Дело зашло так далеко, что западные спецслужбы стали обращать на это внимание, полагая, что этот факт рано или поздно скажется разлагающе на общей политической атмосфере Советского Союза. Нужны примеры? Пожалуйста! Агенты польской дефензивы сообщают в Варшаву, что даже в высоких партийных кругах наблюдается недовольство еврейским засильем во всех областях общественной и культурной жизни, что это засилье подавляет русскую самобытность, национальную литературу и искусство, тормозит выдвижение образованных кадров не только в области гуманитарной, но и технической, что любая критика по отношению к еврею, какой бы он пост ни занимал, воспринимается самими евреями как проявление антисемитизма и русского великодержавного шовинизма со всеми вытекающими отсюда последствиями: жалобами в высокие инстанции, доносами, шельмованием, разбирательством в суде.
А вот и результат: листовки, обнаруженные на некоторых заводах Москвы, Ленинграда и других крупных городов. В них рабочих призывают к восстанию и уничтожению жидов-комиссаров и прочих нацменов, захвативших власть, жирующих и развратничающих, в то время как сами рабочие живут в бедности, влачат полуголодное существование. Листовки написаны в грубой форме — явная подделка под простонародье! — отпечатаны на гектографе, бумага плохая, буквы расплывчаты, на рисунке изображен человек, похожий на Кагановича, с оскаленным ртом, в зубах дымящая трубка. Но какими бы ни были эти листовки, они свидетельствуют о подпольной деятельности, опирающейся на определенные белогвардейские круги и настроения в среде отсталых рабочих и части интеллигенции.
Но что можно предпринять в данных условиях? Предпринять можно многое: усилить репрессии против проявлений русского национализма, углубить и расширить пропаганду интернационализма, призвать к ответу тех руководителей-евреев, которые своими вызывающими действиями дают повод для роста антисемитских настроений. Лучше пожертвовать пешками, чем потом расплачиваться преданными общему делу людьми.
На столе перед наркомом внутренних дел высится ровная стопка тоненьких серых папок, в которых всего на одной страничке излагаются прегрешения поименованных в списке отщепенцев: граждан — перед советской властью, товарищей — еще и перед партией. В каждой папке к машинописной страничке пришпилены фотографические карточки; на иных людишки запечатлены в совершенно непринужденной обстановке — дома или на даче, но больше все в форме официальной — профиль и анфас. Не исключено, что кто-то из них имеет прямое отношение к изданию и распространению означенных листовок. Остается выяснить, кто именно.

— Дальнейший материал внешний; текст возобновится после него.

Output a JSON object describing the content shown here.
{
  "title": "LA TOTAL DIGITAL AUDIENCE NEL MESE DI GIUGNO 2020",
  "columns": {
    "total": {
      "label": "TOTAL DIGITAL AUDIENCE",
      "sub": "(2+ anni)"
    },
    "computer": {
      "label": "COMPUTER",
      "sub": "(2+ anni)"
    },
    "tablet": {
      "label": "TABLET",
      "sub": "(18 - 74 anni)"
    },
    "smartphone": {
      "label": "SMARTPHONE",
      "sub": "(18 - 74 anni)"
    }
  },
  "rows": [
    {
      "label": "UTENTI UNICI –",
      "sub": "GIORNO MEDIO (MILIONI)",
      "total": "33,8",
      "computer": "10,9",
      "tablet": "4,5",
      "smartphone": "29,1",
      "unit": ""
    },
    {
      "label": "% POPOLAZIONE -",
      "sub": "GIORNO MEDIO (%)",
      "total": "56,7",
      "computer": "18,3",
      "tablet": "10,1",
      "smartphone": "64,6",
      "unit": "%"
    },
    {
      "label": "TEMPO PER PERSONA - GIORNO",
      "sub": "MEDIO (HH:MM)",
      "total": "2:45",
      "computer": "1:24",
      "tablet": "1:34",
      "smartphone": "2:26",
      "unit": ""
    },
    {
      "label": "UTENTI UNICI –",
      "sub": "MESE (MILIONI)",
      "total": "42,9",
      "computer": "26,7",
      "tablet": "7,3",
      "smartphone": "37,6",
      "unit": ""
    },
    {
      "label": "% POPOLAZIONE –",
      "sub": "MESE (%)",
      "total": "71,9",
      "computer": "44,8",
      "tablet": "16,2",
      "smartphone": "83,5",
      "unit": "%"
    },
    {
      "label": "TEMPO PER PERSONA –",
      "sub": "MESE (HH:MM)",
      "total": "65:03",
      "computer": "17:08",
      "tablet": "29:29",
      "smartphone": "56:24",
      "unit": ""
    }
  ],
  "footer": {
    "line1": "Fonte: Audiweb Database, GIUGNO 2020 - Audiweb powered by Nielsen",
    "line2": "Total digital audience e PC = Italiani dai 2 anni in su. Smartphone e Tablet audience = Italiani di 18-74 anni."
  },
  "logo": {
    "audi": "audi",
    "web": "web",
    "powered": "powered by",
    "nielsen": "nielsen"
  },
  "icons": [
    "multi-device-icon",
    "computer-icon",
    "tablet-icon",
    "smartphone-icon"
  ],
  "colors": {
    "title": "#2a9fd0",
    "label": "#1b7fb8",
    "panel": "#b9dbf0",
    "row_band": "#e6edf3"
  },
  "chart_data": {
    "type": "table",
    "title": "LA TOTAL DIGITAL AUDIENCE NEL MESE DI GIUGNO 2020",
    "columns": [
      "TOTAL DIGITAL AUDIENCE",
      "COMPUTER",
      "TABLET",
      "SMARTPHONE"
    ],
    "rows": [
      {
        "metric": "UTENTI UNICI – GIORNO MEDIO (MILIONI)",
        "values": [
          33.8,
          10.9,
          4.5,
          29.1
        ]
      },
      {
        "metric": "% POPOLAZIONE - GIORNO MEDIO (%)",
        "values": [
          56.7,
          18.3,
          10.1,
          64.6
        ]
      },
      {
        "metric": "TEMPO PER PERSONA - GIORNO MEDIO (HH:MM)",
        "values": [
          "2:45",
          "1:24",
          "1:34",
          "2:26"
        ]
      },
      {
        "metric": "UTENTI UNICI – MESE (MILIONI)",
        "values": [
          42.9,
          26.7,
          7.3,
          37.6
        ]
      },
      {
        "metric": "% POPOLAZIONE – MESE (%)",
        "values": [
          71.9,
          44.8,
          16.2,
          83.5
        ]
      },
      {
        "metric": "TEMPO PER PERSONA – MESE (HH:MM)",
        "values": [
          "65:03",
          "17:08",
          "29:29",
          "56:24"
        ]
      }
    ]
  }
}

Списки составлены по алфавиту, папки лежат строго в соответствии со списками. Генрих Григорьевич, как бывший провизор, любит порядок, последовательность и очевидность: лекарства должны стоять на отведенных им местах по принадлежности к определенным болезням, яды — на своих. И хотя Генрих Григорьевич провизорством не занимается уже, почитай, лет семнадцать, а из них двенадцать лет служит в органах ВЧК-ОГПУ, между тем на людишек, к нему попадающих, продолжает смотреть как на болеющих неизлечимыми болезнями, посему, какие лекарства этим больным ни прописывай, излечения ожидать бесполезно, летальный исход неизбежен.
А между тем, в соседней комнате, куда ведет скрытая от постороннего взгляда дверь, стоят стеклянные провизорские шкафы, которых раньше здесь быть не могло. На стеклянных же полках в строгом порядке разложены и расставлены различные препараты, аптекарские весы, напоминающие символ буржуазного правосудия; поблескивают глянцевыми боками колбы и колбочки, мензурки, пузырьки, разнокалиберные баночки с притертыми пробками; из массивных фарфоровых чаш торчат обрезанными гульфиками фарфоровые ступы для растирания кристаллов различных солей, из банок иглами дикобраза — стеклянные мерные трубочки, пинцеты, ланцеты, крючки; отдельно — спиртовки, накрытые колпачками; в коробках из нержавеющей стали покоятся шприцы и прочие необходимые инструменты.
Генрих Григорьевич понимает, что он уже — не сглазить бы! — без пяти минут нарком империи НКВД, которая поглотит и самое ОГПУ, так что на серьезное увлечение времени может и не быть.